こういうことがあると、すごくモヤモヤして、「もっと上手く伝えることは出来なかったのか?」とか、「もっと別の社内の人に根回しをして、言ってもらったほうが良かったか?」とか、いろいろ考えるが、なかなか難しい。最終的に事業を進める主体は、その担当者本人だし、意思決定をするのはその方の上司や経営層なので、外部のコンサルタントがコントロール出来る範囲は限られているからだ。

決定的な違いは”自分ごと”かどうか

これまで、様々なクライアントのご支援をしてきたが、一口にクライアントといっても、我々コンサルタントが対面する相手の役職や立場は様々である。現場の担当者レベルの方とメインで議論することもあれば、社長や取締役レベルの方々と直接議論するようなプロジェクトもある。
振り返ってみると、より会社の経営に近い立場にいる方ほど、我々コンサルタントからの指摘を真摯に受け止める傾向があるように感じる。それはやはり、自らのやり方や考えが誤っていた、あるいは検討が不十分で事業・施策が上手くいかなかった場合に負うべき責任が大きいからだと思っている。

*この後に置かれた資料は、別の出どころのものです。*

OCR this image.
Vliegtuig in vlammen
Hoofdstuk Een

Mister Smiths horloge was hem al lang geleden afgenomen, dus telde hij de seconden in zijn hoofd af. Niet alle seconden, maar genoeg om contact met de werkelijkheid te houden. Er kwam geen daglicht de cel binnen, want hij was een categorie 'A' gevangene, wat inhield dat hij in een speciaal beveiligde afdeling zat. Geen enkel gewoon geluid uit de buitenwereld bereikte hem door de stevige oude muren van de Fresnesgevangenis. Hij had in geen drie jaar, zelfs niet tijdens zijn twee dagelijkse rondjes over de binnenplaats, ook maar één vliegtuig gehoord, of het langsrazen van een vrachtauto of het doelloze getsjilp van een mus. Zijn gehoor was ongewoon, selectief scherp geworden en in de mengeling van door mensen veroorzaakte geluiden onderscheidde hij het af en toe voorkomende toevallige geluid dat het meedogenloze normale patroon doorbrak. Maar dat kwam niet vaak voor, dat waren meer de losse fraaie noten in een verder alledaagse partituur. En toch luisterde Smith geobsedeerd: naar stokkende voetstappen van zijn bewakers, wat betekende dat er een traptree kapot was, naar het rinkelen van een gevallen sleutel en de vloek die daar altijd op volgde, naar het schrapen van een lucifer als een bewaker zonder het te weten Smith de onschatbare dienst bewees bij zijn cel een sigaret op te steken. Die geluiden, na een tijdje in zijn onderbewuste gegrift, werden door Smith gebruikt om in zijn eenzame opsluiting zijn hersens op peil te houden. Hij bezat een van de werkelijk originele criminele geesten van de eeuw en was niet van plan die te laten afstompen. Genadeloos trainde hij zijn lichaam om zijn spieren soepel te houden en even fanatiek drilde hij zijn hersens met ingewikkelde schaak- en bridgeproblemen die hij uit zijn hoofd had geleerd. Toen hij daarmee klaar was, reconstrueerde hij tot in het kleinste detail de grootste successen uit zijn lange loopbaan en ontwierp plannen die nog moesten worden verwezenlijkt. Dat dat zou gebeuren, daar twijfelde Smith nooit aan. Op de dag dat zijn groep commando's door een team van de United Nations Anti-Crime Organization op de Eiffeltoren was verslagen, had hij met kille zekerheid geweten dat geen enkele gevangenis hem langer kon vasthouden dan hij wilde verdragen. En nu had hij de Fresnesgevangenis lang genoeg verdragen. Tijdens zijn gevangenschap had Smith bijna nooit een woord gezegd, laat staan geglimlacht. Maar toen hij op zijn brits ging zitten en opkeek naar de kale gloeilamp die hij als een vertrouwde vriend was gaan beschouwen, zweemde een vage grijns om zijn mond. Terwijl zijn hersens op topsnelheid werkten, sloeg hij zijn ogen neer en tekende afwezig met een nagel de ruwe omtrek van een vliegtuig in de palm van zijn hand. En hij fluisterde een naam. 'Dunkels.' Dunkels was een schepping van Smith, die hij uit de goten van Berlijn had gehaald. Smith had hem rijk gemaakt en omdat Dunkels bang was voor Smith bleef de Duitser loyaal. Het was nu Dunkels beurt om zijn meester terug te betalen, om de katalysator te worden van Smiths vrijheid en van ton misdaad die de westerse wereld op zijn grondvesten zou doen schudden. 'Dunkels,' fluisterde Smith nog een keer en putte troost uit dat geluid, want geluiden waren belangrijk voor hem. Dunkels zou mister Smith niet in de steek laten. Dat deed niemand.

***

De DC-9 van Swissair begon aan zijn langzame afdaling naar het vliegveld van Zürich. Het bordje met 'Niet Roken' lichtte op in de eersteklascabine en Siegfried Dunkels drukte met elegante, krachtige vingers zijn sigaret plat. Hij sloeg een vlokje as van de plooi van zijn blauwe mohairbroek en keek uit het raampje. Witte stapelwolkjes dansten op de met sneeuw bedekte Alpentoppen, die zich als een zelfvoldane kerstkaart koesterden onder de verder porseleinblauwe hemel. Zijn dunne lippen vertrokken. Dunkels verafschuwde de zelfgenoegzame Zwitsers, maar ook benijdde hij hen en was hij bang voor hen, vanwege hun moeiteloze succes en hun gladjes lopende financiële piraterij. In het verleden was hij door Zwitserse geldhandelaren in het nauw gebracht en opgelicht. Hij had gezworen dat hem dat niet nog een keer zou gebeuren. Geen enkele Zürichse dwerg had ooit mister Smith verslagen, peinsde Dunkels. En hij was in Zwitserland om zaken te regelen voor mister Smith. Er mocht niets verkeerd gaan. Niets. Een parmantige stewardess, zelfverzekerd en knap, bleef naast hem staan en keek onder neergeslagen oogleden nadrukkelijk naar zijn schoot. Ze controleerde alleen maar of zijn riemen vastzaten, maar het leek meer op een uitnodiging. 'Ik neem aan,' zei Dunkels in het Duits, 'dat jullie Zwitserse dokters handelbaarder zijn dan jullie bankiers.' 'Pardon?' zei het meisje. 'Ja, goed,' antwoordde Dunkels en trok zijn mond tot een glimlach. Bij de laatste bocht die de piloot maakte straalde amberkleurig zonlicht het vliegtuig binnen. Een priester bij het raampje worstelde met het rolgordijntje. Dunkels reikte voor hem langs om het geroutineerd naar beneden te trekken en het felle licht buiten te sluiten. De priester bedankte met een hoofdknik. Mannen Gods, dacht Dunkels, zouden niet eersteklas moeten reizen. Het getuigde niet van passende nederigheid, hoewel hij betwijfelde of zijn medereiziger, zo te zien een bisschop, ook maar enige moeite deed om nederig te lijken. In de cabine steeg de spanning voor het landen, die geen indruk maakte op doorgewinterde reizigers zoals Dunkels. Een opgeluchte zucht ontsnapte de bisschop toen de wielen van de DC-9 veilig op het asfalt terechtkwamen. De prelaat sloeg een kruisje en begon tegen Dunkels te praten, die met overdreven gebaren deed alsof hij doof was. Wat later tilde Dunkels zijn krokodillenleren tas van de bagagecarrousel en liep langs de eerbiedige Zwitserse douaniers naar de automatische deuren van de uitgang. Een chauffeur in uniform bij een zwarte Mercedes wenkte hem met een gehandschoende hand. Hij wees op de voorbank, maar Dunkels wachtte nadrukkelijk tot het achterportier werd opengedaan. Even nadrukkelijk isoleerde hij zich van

つまり、より自分ごととして、その指摘を捉えているからこそ、外部の意見でも真摯に耳を傾けるのではないだろうか。
逆に、たとえ上手くいかなかったとしても、自ら責任を取ることがない立場であれば、個人としてのリスクは小さいので、外部からとやかく言われるのを鬱陶しく思うのも理解出来る。

会社の収益は、現場社員にとっても自分ごと

最近、大西康之さんの書いた「会社が消えた日 三洋電機10万人のそれから」という本を読んだ。この本の中では、上場廃止前後の三洋電機の経営陣や、三洋電機を買収したパナソニックのトップ、双方の従業員など、さまざまな関係者の当時の様子や語っていたことが描かれている。内容が非常に生々しく、当時の三洋電機の従業員の方々に思いを馳せながら、いろいろなことを考えた。当時1兆円を超える売上を誇る、日本を代表する電機メーカーだった三洋電機に勤めている方々にとって、自分の会社が無くなるというのは、想像も出来なかっただろう。
三洋電機の経営が行き詰まった要因はいくつもあるのだろうが、現場レベルの従業員によるところが全く無かったかといえば、そうではないような気もしている。
会社は変わるが、先日亡くなった稲盛和夫さんがJALの経営再建に携わったときに、様々な現場を回った上で、管理職も含め現場社員に収益に対する意識が無いことを指摘し、「これでは八百屋も経営出来ない」と記者会見で言ったのは有名な話だ。
会社が無くなる、倒産するというのは少し大げさだが、会社の経営が行き詰まって、給与が減ったり、リストラされたりというのは、いまの時代、どんな会社も無縁な話では無いと思う。そう考えると、進めている事業や施策の失敗リスクを意識するのが、経営陣だけで、従業員は言われたことをやるだけというのは、おかしな話だと思う。

キャディの意見が活かされるかどうかはプレイヤー次第

コンサルタントは、ゴルフのキャディのような存在だと思っている。
キャディ(コンサルタント)は、コース上の情報(市場環境)から、OBや池などの危険性(想定される事業上のリスク)をお伝えし、どのクラブでどの方向に打つべきか(リスクに対してどういった打ち手で対処すべきか)を提案する。それを受けて、プレイヤー(クライアント)はショット(意思決定・実行)する。
このとき、プレイヤーがスコアを全く気にせず、ただ楽しみたいだけだとしたら、キャディの言ったことを無視して、成功確率が非常に低くても池越えを狙うだろうし、スコアにシビアだったとすれば、キャディの言うことを真摯に受け止めるだろう。
我々コンサルタントは、キャディとして、プレイヤーたるクライアントのサポートをしていきたいと思うが、そのときに、大前提として、スコアを気にしているのか(会社の収益を意識しているのか)は、成果に大きな影響を及ぼすなと感じている。